Alors que les plans de la phase I pour la réouverture de l'économie continuent de se déployer, davantage de travailleuses et travailleurs se retrouveront avec une accessibilité limitée au travail. Cela créera des contraintes supplémentaires pour les travailleurs, aggravées pour ceux qui dépendent d'autres services publics pour leur mobilité. La demande accrue de places de services de garde créera de nouveaux défis pour les prestataires et les travailleuses et travailleurs de première ligne, qui tentent de pratiquer la distanciation sociale et d'accomplir leurs tâches en toute sécurité. Comme indiqué dans une précédente correspondance au Premier ministre, le système nécessite des fonds supplémentaires importants pour assurer non seulement des places supplémentaires, mais aussi une dotation en personnel et des mesures d’hygiène adéquates. 

Il est impératif que la province réalise des scénarios de modélisation appropriés sur les besoins en matière de transport et de garde d'enfants et qu'elle soit prête à débourser les fonds nécessaires pour maintenir ces services vitaux avant de lancer d'autres redémarrages progressifs des lieux de travail.  

Conclusion

L'Ontario s'oriente vers la réouverture de certains secteurs de l'économie, mais cela ne peut se faire dans le cadre d'un scénario de statu quo. Assurer la sécurité des travailleuses et travailleurs et du public est une tâche monumentale et d'une grande importance. L'expérience de ces trois derniers mois nous a permis de tirer le meilleur parti de nos programmes de santé et de sécurité et nous avons constaté que lorsque les programmes sont solides et la communication constante, la réussite est possible. Lorsque les protocoles et les lignes directrices sont faibles, lorsque les employeurs n'assument pas leurs responsabilités, une transition en douceur pour les travailleuses et travailleurs et les employeurs est presque impossible.

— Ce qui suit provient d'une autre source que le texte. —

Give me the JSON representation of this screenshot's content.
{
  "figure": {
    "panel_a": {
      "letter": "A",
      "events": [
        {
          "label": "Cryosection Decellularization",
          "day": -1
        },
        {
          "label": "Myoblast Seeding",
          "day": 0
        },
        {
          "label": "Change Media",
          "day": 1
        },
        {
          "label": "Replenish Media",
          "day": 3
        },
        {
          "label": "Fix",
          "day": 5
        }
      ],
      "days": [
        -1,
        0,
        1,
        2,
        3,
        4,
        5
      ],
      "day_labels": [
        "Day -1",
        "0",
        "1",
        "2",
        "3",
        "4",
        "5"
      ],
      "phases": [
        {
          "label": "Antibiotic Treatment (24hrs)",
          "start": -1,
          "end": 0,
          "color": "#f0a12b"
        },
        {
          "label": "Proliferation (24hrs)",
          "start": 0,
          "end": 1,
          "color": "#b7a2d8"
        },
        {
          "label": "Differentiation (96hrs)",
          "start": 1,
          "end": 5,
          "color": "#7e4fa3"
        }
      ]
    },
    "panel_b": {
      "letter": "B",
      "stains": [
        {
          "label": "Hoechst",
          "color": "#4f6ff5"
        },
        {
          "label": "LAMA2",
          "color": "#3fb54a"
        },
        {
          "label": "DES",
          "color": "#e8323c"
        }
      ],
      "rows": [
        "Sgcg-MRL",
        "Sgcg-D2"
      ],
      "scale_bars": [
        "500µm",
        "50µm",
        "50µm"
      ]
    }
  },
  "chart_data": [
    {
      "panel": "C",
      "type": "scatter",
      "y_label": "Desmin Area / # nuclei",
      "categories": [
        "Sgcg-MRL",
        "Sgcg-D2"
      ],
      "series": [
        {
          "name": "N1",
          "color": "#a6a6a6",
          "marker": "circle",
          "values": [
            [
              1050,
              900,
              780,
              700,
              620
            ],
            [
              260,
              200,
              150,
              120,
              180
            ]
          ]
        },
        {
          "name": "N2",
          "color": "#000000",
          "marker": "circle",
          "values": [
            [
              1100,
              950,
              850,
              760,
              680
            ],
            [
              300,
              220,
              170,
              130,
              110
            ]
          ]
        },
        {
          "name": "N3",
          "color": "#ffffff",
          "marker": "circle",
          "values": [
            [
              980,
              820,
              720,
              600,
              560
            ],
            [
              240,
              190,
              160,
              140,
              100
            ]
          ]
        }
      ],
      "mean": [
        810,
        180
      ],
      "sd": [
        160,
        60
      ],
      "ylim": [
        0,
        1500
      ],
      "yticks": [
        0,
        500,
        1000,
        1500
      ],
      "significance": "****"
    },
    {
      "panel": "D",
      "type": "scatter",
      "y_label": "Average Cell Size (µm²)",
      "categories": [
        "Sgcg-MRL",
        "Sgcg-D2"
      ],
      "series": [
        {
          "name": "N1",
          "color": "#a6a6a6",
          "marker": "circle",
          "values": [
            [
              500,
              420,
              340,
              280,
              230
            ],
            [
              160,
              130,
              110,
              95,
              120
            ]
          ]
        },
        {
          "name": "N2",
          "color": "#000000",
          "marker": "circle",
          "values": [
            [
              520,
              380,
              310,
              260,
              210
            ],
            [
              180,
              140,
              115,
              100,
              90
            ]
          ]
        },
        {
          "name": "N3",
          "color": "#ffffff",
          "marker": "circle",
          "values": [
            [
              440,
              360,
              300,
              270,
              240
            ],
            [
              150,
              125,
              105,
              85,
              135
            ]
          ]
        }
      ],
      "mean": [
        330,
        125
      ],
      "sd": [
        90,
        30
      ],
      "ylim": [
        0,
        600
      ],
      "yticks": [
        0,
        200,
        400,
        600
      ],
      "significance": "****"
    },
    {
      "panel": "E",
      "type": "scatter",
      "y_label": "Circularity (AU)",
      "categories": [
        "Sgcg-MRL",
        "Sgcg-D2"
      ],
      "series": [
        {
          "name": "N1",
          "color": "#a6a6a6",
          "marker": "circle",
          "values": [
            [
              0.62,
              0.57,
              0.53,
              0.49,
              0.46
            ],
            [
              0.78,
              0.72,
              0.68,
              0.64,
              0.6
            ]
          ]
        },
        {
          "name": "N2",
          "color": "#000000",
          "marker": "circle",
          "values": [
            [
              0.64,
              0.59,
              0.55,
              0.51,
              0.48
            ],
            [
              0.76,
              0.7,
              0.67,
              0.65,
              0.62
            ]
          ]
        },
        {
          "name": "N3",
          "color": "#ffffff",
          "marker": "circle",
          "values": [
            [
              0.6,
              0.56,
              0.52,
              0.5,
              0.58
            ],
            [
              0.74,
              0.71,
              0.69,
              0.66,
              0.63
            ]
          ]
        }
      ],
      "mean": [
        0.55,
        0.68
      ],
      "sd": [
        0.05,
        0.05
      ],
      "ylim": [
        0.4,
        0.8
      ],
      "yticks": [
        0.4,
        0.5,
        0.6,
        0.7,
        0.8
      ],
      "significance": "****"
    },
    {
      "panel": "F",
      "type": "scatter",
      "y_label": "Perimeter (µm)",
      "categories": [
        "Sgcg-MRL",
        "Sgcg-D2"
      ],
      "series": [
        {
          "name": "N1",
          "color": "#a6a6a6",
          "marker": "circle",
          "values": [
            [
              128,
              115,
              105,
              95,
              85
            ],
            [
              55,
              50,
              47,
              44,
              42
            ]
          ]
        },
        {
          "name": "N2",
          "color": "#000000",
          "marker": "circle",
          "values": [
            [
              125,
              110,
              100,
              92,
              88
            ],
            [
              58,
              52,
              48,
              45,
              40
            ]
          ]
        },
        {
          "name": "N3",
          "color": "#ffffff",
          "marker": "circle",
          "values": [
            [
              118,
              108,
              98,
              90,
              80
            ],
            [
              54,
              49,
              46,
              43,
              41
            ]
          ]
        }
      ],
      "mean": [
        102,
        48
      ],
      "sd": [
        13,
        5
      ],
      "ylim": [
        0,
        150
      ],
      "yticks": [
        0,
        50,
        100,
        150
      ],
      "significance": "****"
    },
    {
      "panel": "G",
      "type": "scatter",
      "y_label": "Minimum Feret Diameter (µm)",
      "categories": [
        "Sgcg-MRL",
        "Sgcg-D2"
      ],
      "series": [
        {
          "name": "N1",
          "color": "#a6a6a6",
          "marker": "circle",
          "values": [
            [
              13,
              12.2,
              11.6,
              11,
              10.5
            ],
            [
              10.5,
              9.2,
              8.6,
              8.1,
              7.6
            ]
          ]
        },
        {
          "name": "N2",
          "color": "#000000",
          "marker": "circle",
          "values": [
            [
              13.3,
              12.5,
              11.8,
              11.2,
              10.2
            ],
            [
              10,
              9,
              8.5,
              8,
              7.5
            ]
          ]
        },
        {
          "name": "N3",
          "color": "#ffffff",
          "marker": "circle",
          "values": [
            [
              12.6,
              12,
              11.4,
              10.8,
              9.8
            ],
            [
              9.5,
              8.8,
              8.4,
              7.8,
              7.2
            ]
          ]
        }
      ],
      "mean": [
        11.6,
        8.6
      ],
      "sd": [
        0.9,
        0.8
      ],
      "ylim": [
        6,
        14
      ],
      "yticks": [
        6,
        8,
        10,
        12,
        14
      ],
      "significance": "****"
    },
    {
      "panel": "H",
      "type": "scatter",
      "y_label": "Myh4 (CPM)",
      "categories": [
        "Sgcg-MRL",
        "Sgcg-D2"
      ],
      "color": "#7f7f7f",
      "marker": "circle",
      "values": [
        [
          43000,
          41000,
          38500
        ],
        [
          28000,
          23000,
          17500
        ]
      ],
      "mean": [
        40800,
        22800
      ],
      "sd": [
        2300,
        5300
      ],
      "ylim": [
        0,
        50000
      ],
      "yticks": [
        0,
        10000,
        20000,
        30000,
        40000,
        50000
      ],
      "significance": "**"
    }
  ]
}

Le gouvernement provincial doit fournir des directives claires sur les droits des travailleuses et travailleurs ainsi que sur les responsabilités des employeurs; veiller à ce que les services essentiels, notamment le transport en commun et les services de garde, soient accessibles aux travailleuses et travailleurs à chaque étape du programme de déconfinement; et à ce que les redémarrages sur le lieu de travail se fassent lorsqu’il y a un nombre suffisant d'EPI pour tous les travailleurs et travailleuses. 

Trois documents supplémentaires sont inclus en annexe à cette lettre, notamment la fiche d'information d'Unifor sur le retour au travail après une fermeture liée à la COVID-19, le guide « Safe Work Playbook  en anglais seulement » de Lear (que nous considérons comme un excellent modèle pour guider les protocoles de retour au travail d'autres employeurs) et l'analyse d'Unifor sur la communication des droits des travailleuses et travailleurs et des responsabilités des employeurs dans le contexte de la COVID-19.

Veuillez contacter mon bureau si vous avez des questions supplémentaires ou si vous souhaitez obtenir des précisions.

Je suis impatiente de travailler avec vous pour affiner les directives de réouverture et passer aux phases ultérieures du plan de déconfinement et de redressement de l'Ontario.